The details of the other murder were sketchy. A young girl, probably a runaway at one time, fell into prostitution. She was found strangled in her studio apartment with no signs of a break-in. Megan knew something wasn’t right, but nothing added up. The girl was placed in the cold-case files.

Megan smelled her surroundings again, thinking it odd there was an odor more fitting for an Entenmann’s factory than a room housing a slowly decomposing body. She looked around to see if there were scented candles nearby. There were none. “Nappa, what’s that smell?”

“That’s what else I want to show you,” he said.

Megan followed Nappa into the kitchen.

“Open the oven.”

“Why?”

“Open it.”

Inside Megan found a loaf of bread slowly warming. “It’s bread, Nappa.” She checked the stove. The oven had been set to 150 degrees. “But … baking bread wouldn’t cover the scent of a decomposing body. We both know there is nothing more putrid than that.” No human being could ever forget the first time such a pervasive smell entered their life. Megan’s first experience was investigating an odor neighbors called in on the Lower East Side. She entered the apartment to find a man, once Caucasian, now black, bloated and dead on the floor. He’d been there for five days. A fetid pile of human remains surrounded by feces and dried urine made even the toughest cop dry heave if not run for the hall to retch completely.

Megan looked again into the stove. “It’s Irish soda bread. Mom would buy it on the weekends to have with breakfast.” Saying those words made her wince with sadness knowing her mother no longer had the memory of cooking those old-fashioned Irish family breakfasts. She glanced around the kitchen. “Awfully clean for someone who just made homemade bread.”

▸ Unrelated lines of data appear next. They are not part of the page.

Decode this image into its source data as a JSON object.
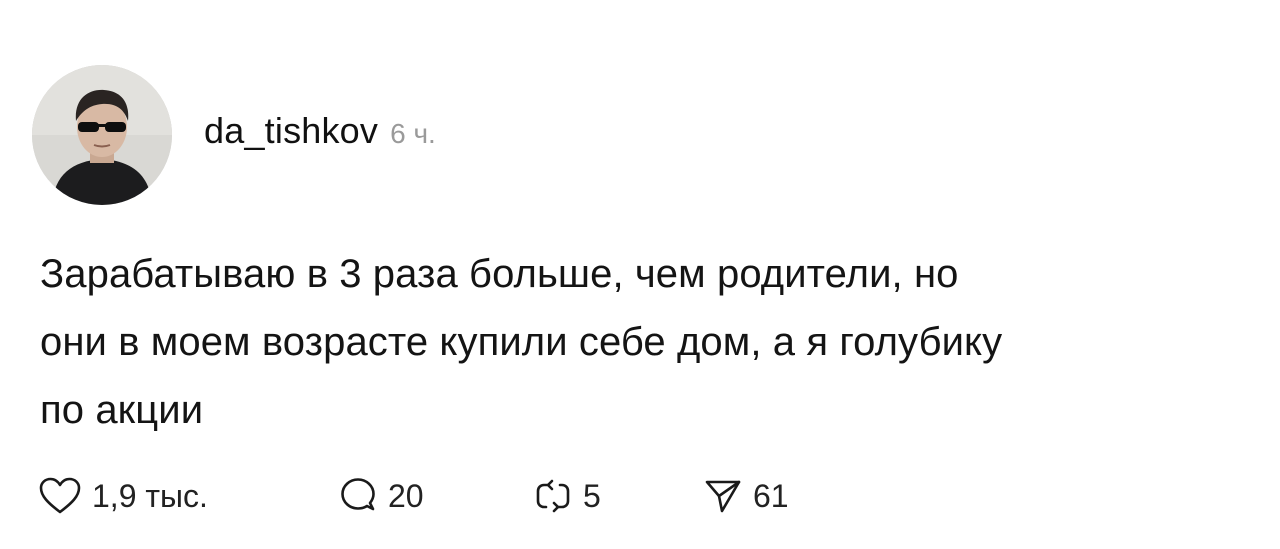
{
  "post": {
    "username": "da_tishkov",
    "time": "6 ч.",
    "text_lines": [
      "Зарабатываю в 3 раза больше, чем родители, но",
      "они в моем возрасте купили себе дом, а я голубику",
      "по акции"
    ],
    "actions": {
      "likes": "1,9 тыс.",
      "replies": "20",
      "reposts": "5",
      "shares": "61"
    }
  },
  "icons": {
    "like": "heart-icon",
    "reply": "comment-icon",
    "repost": "repost-icon",
    "share": "send-icon"
  },
  "colors": {
    "text": "#141414",
    "muted": "#9a9a9a",
    "background": "#ffffff"
  }
}
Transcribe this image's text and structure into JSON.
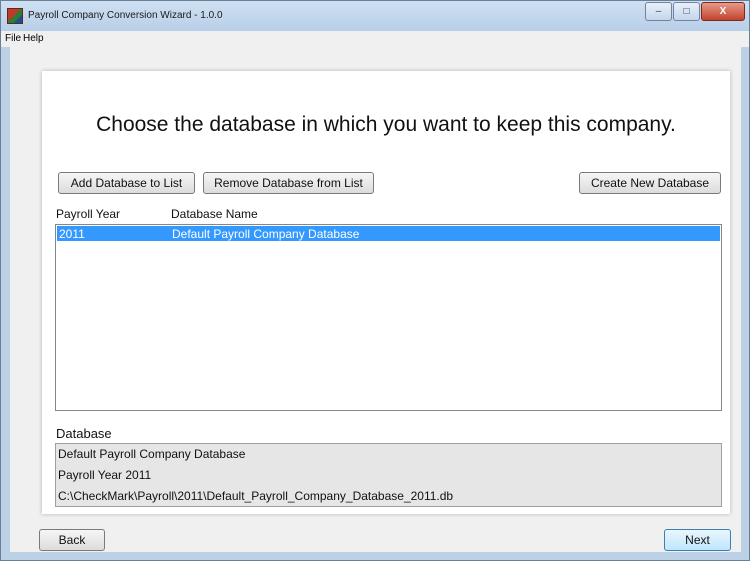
{
  "window": {
    "title": "Payroll Company Conversion Wizard - 1.0.0",
    "controls": {
      "minimize": "–",
      "maximize": "□",
      "close": "X"
    }
  },
  "menu": [
    "File",
    "Help"
  ],
  "main": {
    "heading": "Choose the database in which you want to keep this company.",
    "buttons": {
      "add": "Add Database to List",
      "remove": "Remove Database from List",
      "create": "Create New Database"
    },
    "columns": [
      "Payroll Year",
      "Database Name"
    ],
    "rows": [
      {
        "year": "2011",
        "name": "Default Payroll Company Database",
        "selected": true
      }
    ]
  },
  "details": {
    "label": "Database",
    "lines": [
      "Default Payroll Company Database",
      "Payroll Year 2011",
      "C:\\CheckMark\\Payroll\\2011\\Default_Payroll_Company_Database_2011.db"
    ]
  },
  "footer": {
    "back": "Back",
    "next": "Next"
  },
  "colors": {
    "selection": "#3399ff",
    "window_frame": "#bcd0e6"
  }
}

“And murdered a girl before breakfast,” Nappa said glancing back at now-deceased Shannon McAllister.

The vic let you in, you sneaky bastard, Megan thought. “Let’s go talk to the super.”

“I’m not sure how much help he’s going to be.”

Megan released a heavy sigh. “Dot the i’s, cross the t’s, right Nappa?”

Few crime scenes sent a chill down her spine. This was the second in as many months.